How the child murders of the 1980s taught me early who counts—and who doesn’t
I’m a child of the 1980s. The decade of Swiss child killers. That’s what I called it in my head from early on.
Before I even started kindergarten, I already knew: there are pretty, admired, valuable girls—and then there’s the rest. The pretty ones were slim, with long hair and dresses that looked expensive. Their parents were lawyers or architects, they lived in single-family houses with gardens and—if you really made it—maybe even a pool.
Then there were the middle-class girls. Also pretty, but something was “off by a detail”: their parents were “only” teachers or farmers, or they had braces. And then there was my category: the unpopular ones. The girls in practical clothes. The ones with the social-housing complexion. The ones who didn’t swim in pools but disappeared into apartment blocks.

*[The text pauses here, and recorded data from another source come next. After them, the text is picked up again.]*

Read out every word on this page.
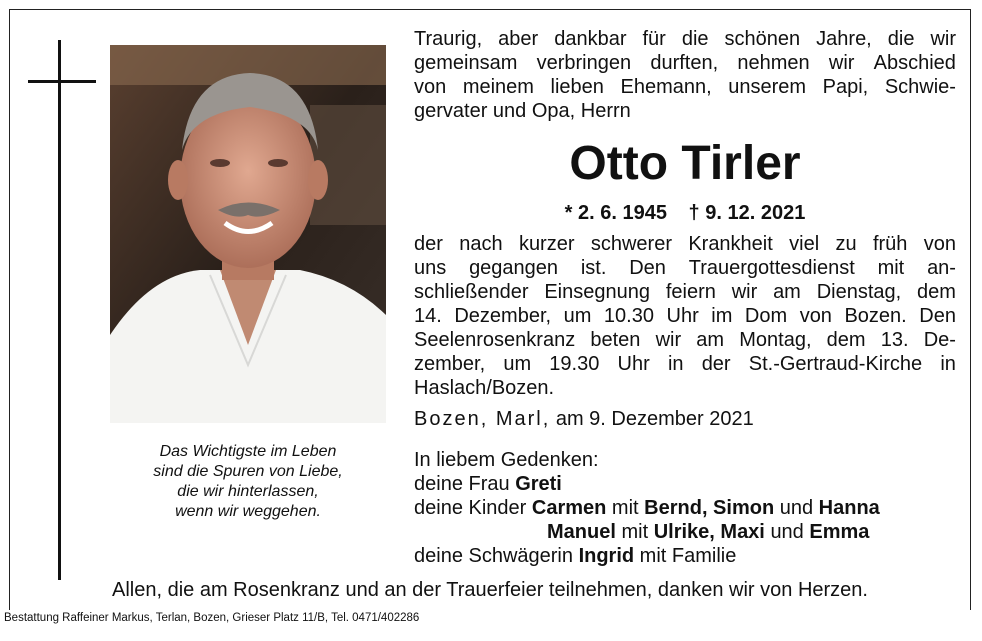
Das Wichtigste im Leben
sind die Spuren von Liebe,
die wir hinterlassen,
wenn wir weggehen.
Traurig, aber dankbar für die schönen Jahre, die wir
gemeinsam verbringen durften, nehmen wir Abschied
von meinem lieben Ehemann, unserem Papi, Schwie-
gervater und Opa, Herrn
Otto Tirler
* 2. 6. 1945 † 9. 12. 2021
der nach kurzer schwerer Krankheit viel zu früh von
uns gegangen ist. Den Trauergottesdienst mit an-
schließender Einsegnung feiern wir am Dienstag, dem
14. Dezember, um 10.30 Uhr im Dom von Bozen. Den
Seelenrosenkranz beten wir am Montag, dem 13. De-
zember, um 19.30 Uhr in der St.-Gertraud-Kirche in
Haslach/Bozen.
Bozen, Marl, am 9. Dezember 2021
In liebem Gedenken:
deine Frau Greti
deine Kinder Carmen mit Bernd, Simon und Hanna
Manuel mit Ulrike, Maxi und Emma
deine Schwägerin Ingrid mit Familie
Allen, die am Rosenkranz und an der Trauerfeier teilnehmen, danken wir von Herzen.
Bestattung Raffeiner Markus, Terlan, Bozen, Grieser Platz 11/B, Tel. 0471/402286
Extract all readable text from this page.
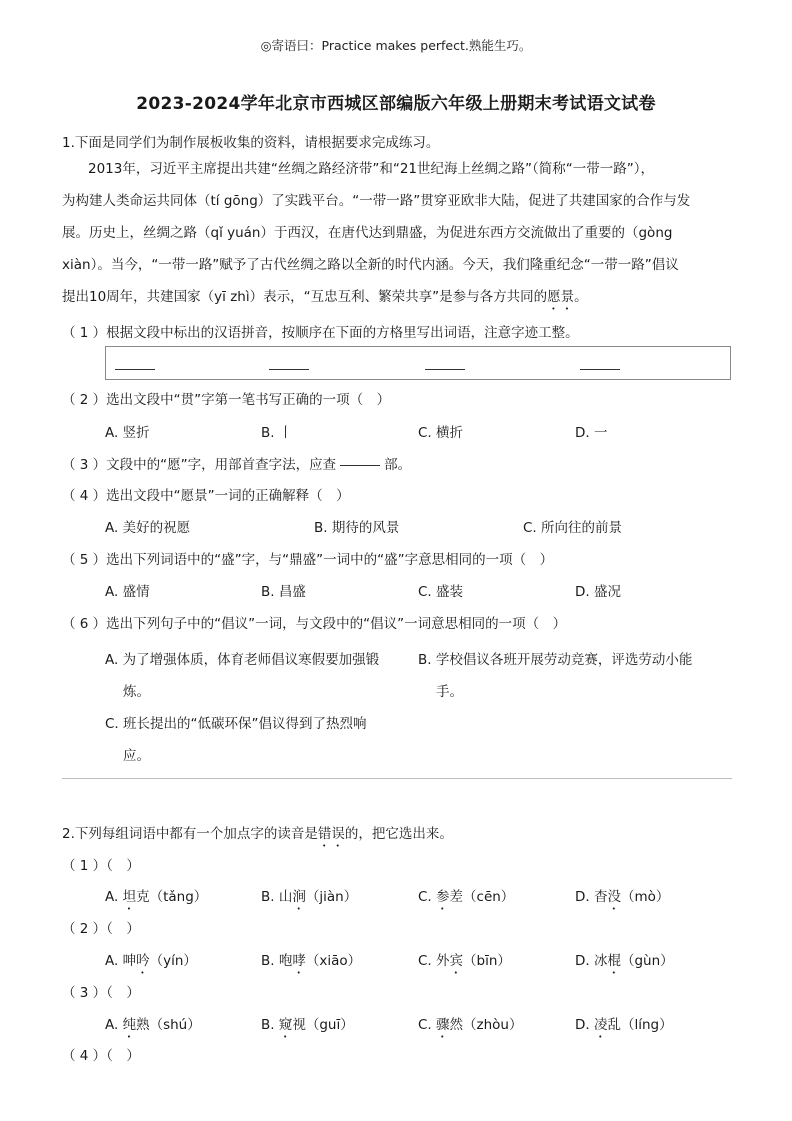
◎寄语曰：Practice makes perfect.熟能生巧。
2023-2024学年北京市西城区部编版六年级上册期末考试语文试卷
1.下面是同学们为制作展板收集的资料，请根据要求完成练习。
2013年，习近平主席提出共建“丝绸之路经济带”和“21世纪海上丝绸之路”（简称“一带一路”），
为构建人类命运共同体（tí gōng）了实践平台。“一带一路”贯穿亚欧非大陆，促进了共建国家的合作与发
展。历史上，丝绸之路（qǐ yuán）于西汉，在唐代达到鼎盛，为促进东西方交流做出了重要的（gòng
xiàn）。当今，“一带一路”赋予了古代丝绸之路以全新的时代内涵。今天，我们隆重纪念“一带一路”倡议
提出10周年，共建国家（yī zhì）表示，“互忠互利、繁荣共享”是参与各方共同的愿景。
（ 1 ）根据文段中标出的汉语拼音，按顺序在下面的方格里写出词语，注意字迹工整。
（ 2 ）选出文段中“贯”字第一笔书写正确的一项（　）
A. 竖折	B. 丨	C. 横折	D. 一
（ 3 ）文段中的“愿”字，用部首查字法，应查	部。
（ 4 ）选出文段中“愿景”一词的正确解释（　）
A. 美好的祝愿	B. 期待的风景	C. 所向往的前景
（ 5 ）选出下列词语中的“盛”字，与“鼎盛”一词中的“盛”字意思相同的一项（　）
A. 盛情	B. 昌盛	C. 盛装	D. 盛况
（ 6 ）选出下列句子中的“倡议”一词，与文段中的“倡议”一词意思相同的一项（　）
A. 为了增强体质，体育老师倡议寒假要加强锻
炼。
B. 学校倡议各班开展劳动竞赛，评选劳动小能
手。
C. 班长提出的“低碳环保”倡议得到了热烈响
应。
2.下列每组词语中都有一个加点字的读音是错误的，把它选出来。
（ 1 ）（　）
A. 坦克（tǎng）	B. 山涧（jiàn）	C. 参差（cēn）	D. 杳没（mò）
（ 2 ）（　）
A. 呻吟（yín）	B. 咆哮（xiāo）	C. 外宾（bīn）	D. 冰棍（gùn）
（ 3 ）（　）
A. 纯熟（shú）	B. 窥视（guī）	C. 骤然（zhòu）	D. 凌乱（líng）
（ 4 ）（　）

My father was an unskilled factory worker. In Switzerland, that was a stigma that soaked through every pore of my childhood. My mother had a physical disability. I was fat, often unwashed, usually uncombed—and I didn’t care. Or: I pretended not to. Because somewhere deep down, I already knew I would never belong. Not to the pretty ones, not to the popular ones.
I could read at five. And I read. Everything. Especially headlines. I stood in front of the village kiosk and drank in the newspaper covers like other kids licked ice cream. When the evening news reported missing or murdered children, I’d sit transfixed in front of the TV. I first watched “Aktenzeichen XY” in secret—until my mother gave up and cleared me a spot on the sofa.
And then I noticed something.
All those dead girls. All those missing children. They were pretty. Blonde. Delicate. Cute. “Conventionally beautiful,” we’d say today. And it dawned on me: I wasn’t even good enough for a child murderer. I didn’t qualify—even as a victim.
That was… comforting. And humiliating. Even the cruelest person in the world would have passed me by.
So I set out. Me, six years old, combing through forests, crawling through bushes, roaming forbidden places. I aimed for it. Including around the Witzwil prison, close to the campsite where my family spent weekends. I wanted to know what danger felt like. I wanted to provoke, to dare. And maybe, deep down, I wanted to disappear. So someone would finally notice I existed.
The idea of being abducted or murdered didn’t even seem terrible to me back then. It felt like a kind of justice. A form of attention. A little girl nobody would miss, searching for proof that she was real at all.